Rainbow Lorikeet – the full story

The playful games and bright multicoloured feathers of the Rainbow Lorikeet, make them the ‘clowns of the bird world’.

The Rainbow Lorikeet’s tongue is like a bristle brush. Unlike many other parrots, it doesn’t eat seeds -in fact, seeds are bad for lorikeets. Instead, it uses its bristle brush tongue to extract sweet sticky nectar and pollen from deep within native flowers. Like a young child with a messy ice-cream cone, lorikeets get the nectar and pollen all over their heads.

Rainbow Lorikeets live in coastal regions across northern and eastern Australia. There is a local population in Perth which is believed to have started from an aviary release. They nest in hollow limbs of eucalypt trees on chewed, decayed wood.

The best way to attract Rainbow Lorikeets to your garden is to grow native plants.

Putting a bird bath in your yard is also a good idea, because lorikeets love to splash around and clean their feathers after feeding.

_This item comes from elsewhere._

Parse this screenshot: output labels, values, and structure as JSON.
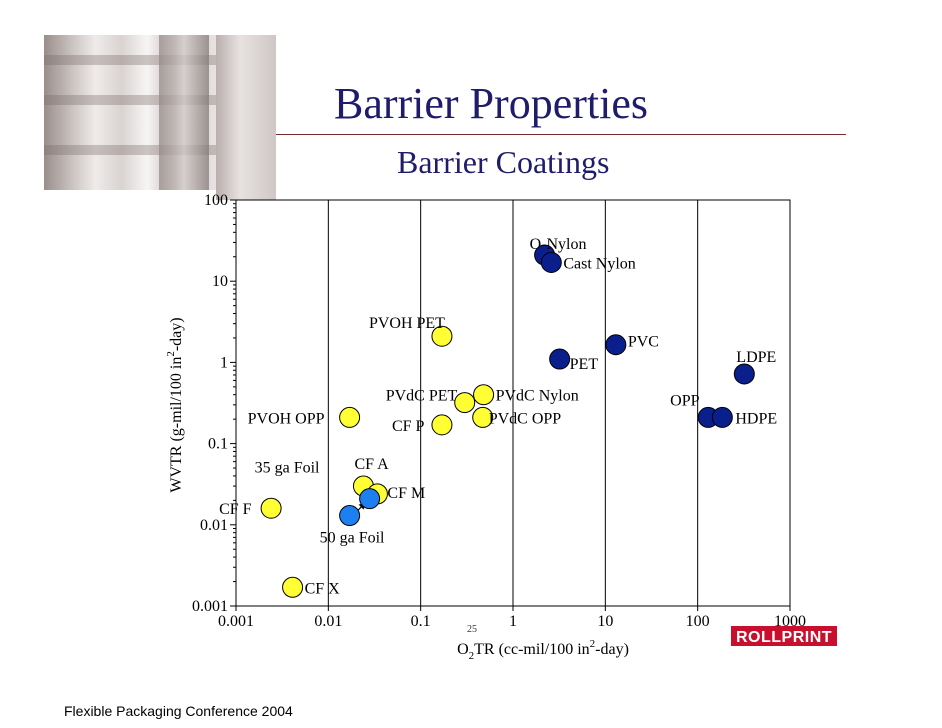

Don’t give Rainbow Lorikeets other kinds of food, such as biscuits, bread or seeds. They may become dependent upon these sources of food and become less inclined to forage in the wild. Eating seeds can actually cause damage to their tongue and beak. Let them feed on native plants.

Rainbow Lorikeets love:

  • Pollen and nectar – their favourite foods are nectar and pollen from native flowers such as grevilleas, callistemon (bottlebrushes) and banksias. Nectar gives them energy, and pollen provides protein for healthy feathers. They also feed on fruits and small insects.
  • Trees with hollows – these are perfect for making nests.

But they don’t like:

  • The wrong food – grinding seeds and grain can cause damage to their beak and tongue, so it’s important to let them eat food from the wild.
  • Other birds – a lorikeet will chase a much bigger bird away from food.
  • Cats, dogs and foxes – these animals can disturb or chase lorikeets while they’re feeding.

Try to:

  • Plant flowering native shrubs, like banksias, grevilleas and bottlebrushes.
  • Encourage your neighbours to plant native trees across your neighbourhood – they will eventually provide a larger habitat.
  • Take time out to watch lorikeets – it’s a pleasure to watch them clowning around.


  • Feeding lorikeets, particularly processed foods such as biscuits or bread. Although they have a sweet tooth, their digestive system cannot cope with artificially refined sugar.
  • Removing trees that have hollows suitable for nest sites.

Don’t be surprised if:

  • You see lorikeets feeding at the same time each day.
  • They nest in a tree hollow in your backyard.
  • You hear shrill shrieking notes as they fly swiftly overhead.